ICE Barcelona ran from 19 to 21 January 2026 at Fira Barcelona Gran Via. For three days, the venue hosted one of the largest international meetings focused on regulated gaming.
The show formed part of World Gaming Week, which also included iGB Affiliate Barcelona and related industry events across the city. During that week, Barcelona functioned as a temporary meeting point for operators, suppliers, regulators, and service providers active in regulated markets.
The event is organized by Clarion Gaming.
What Is ICE Barcelona?
ICE Barcelona brings together a trade exhibition and a structured conference program under the same roof.
In 2026, more than 65,000 delegates attended, representing over 180 countries. Over 700 companies exhibited products and services across multiple sectors of the gaming industry. Sports betting platforms, lottery systems, payment technology, compliance tools, and online infrastructure providers were among the represented categories.
The conference program gave space to more than 300 speakers. During their speeches, they addressed various regulatory developments, operational standards, digital systems, and marketing strategies, influenced by regional changes.
ICE is integrated into World Gaming Week, linking exhibition activity with leadership sessions and affiliate-focused programming during the same period.
Format and Key Elements
The exhibition floor was arranged into vertical segments. There were dedicated sections for sportsbook technology, allowing lottery suppliers and payment processors to be grouped nearby. Compliance and risk-management solutions were visible across multiple areas of the venue.
Product demonstrations took place throughout the day. Exhibitors presented updates to existing systems as well as newly released services. Delegates moved continuously between stands, conference rooms, and meeting areas.
Parallel to the exhibition, the World Gaming Forum hosted conference sessions. Topics included regulatory frameworks, responsible gaming policy, and cross-border compliance issues. In several panels, regulators and private-sector representatives shared the same stage.
Some conversations were public. Others were not.
Executive forums operated in smaller rooms reserved for senior decision-makers. Separate networking areas were used for scheduled meetings.
The event worked on two levels at once. A visible exhibition floor, and a quieter layer of negotiation and policy discussion was happening alongside it.

Attendance and Industry Significance
The audience reflected the industry's range. Chief executives, founders, compliance officers, product directors, regulators, and analysts were present. Delegations arrived from Europe, North America, Latin America, Asia, and Africa.
Clarion Gaming projected that the combined ICE and iGB Affiliate events would generate more than 1.25 million business meetings across World Gaming Week. Industry coverage also referenced approximately 25,000 products and services being showcased during the event cycle.

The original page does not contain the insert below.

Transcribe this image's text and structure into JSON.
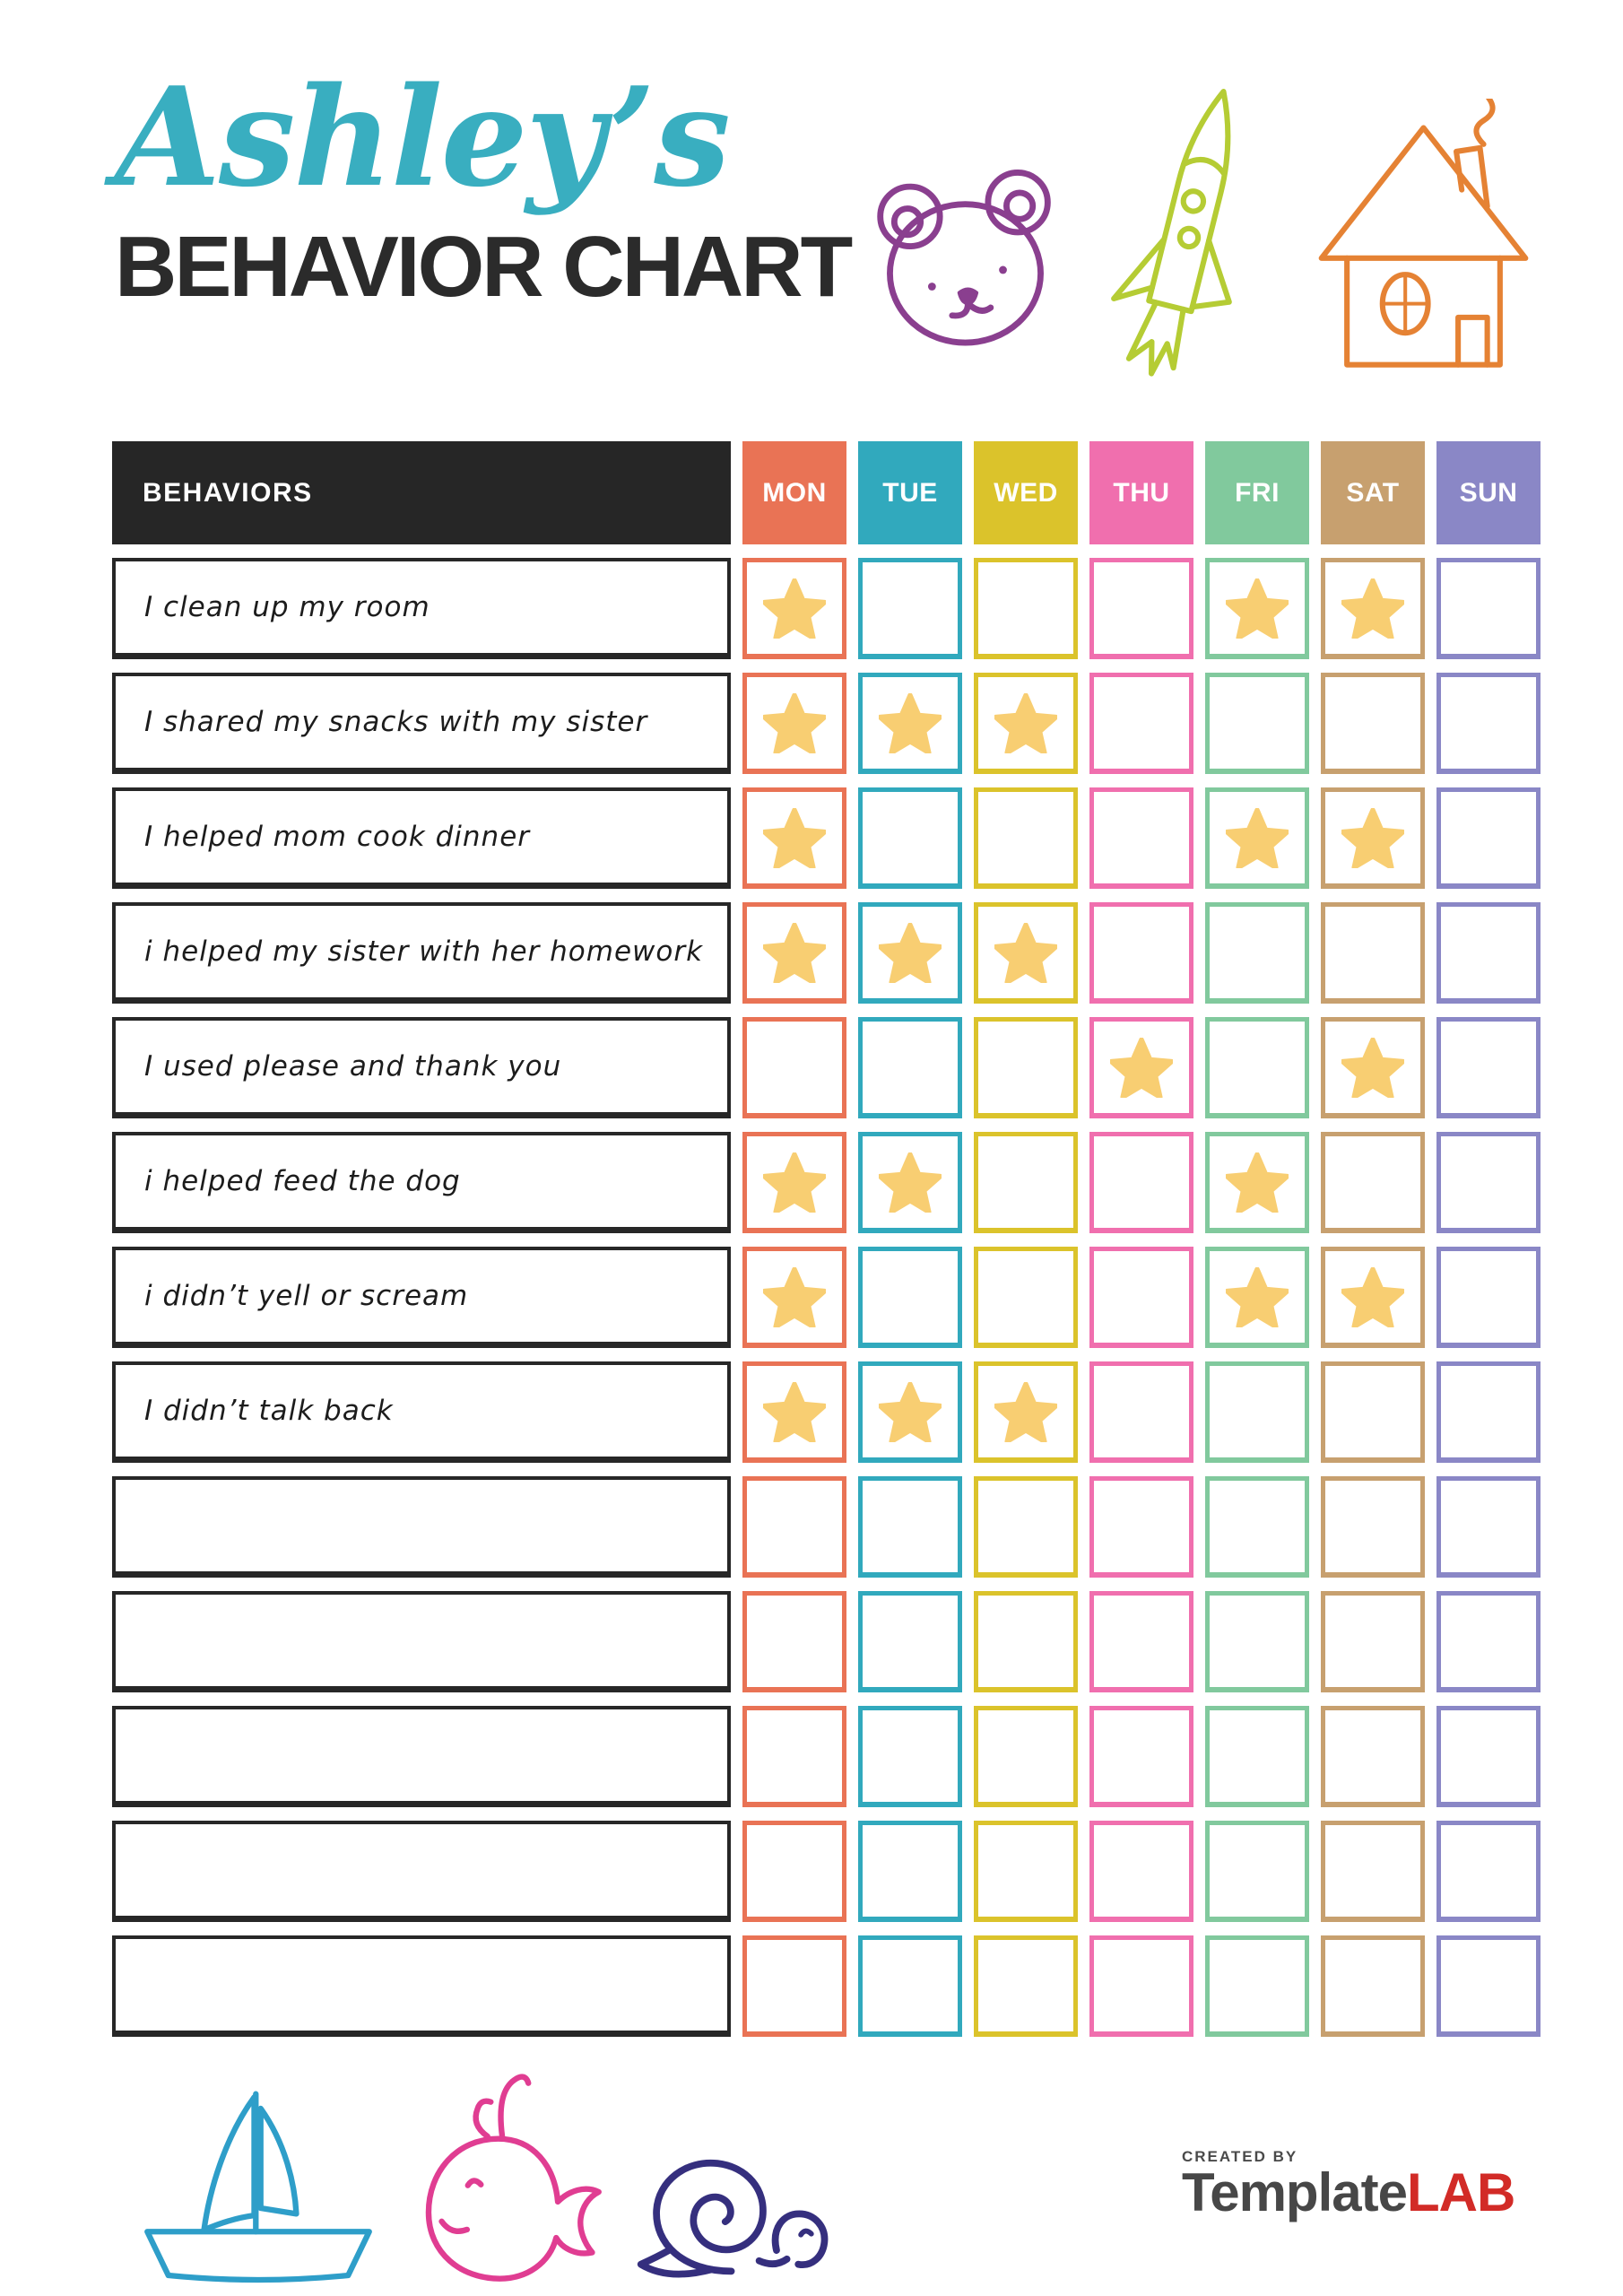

Regulators and operators shared the same venue for three consecutive days. Policy interpretation and commercial planning often unfolded within the same timeframe.
ICE also functions as a recurring annual checkpoint for participants working across multiple jurisdictions.
Participant Perspectives
Among the attending companies was RetroStyle Games, an art production studio working with international gaming partners.
"ICE Barcelona concentrates months of international communication into three days," said Pavel Konstantinov, CEO of RetroStyle Games.
"It allows face-to-face meetings with partners across regions and supports long-term integration into the global production landscape."
Participation in exhibitions of this scale remains part of maintaining ongoing cross-border relationships in the gaming production and technology sector. For mid-sized studios and specialized service teams, the event offers direct contact with operators and technical partners active in regulated markets.
Networking and Business Context
Outside the formal programme, ICE Barcelona functioned as a meeting ground. Some discussions were scheduled well in advance. Others began after a product demonstration or a conference session.
The layout of Fira Barcelona Gran Via made that possible. Public stands and private meeting rooms were located within short walking distance of each other. Delegates moved between open exhibition areas and closed discussions without leaving the venue.
World Gaming Week extended this activity beyond the exhibition halls. Affiliate events and smaller gatherings continued across the city during the same period.

The Retrospective on the Event
ICE Barcelona 2026 delivered enough space to host tens of thousands of delegates, alongside 700 exhibitors and 300 speakers. All of it was possible across 3 days within a single venue.
Exhibition activity, conference sessions, and executive discussions unfolded side by side. Conversations that might otherwise stretch across months were concentrated into one defined period.
Regulatory change and technological development continue at different speeds across jurisdictions. During World Gaming Week, these discussions took place face to face, within a timeframe that has become part of the industry's annual calendar.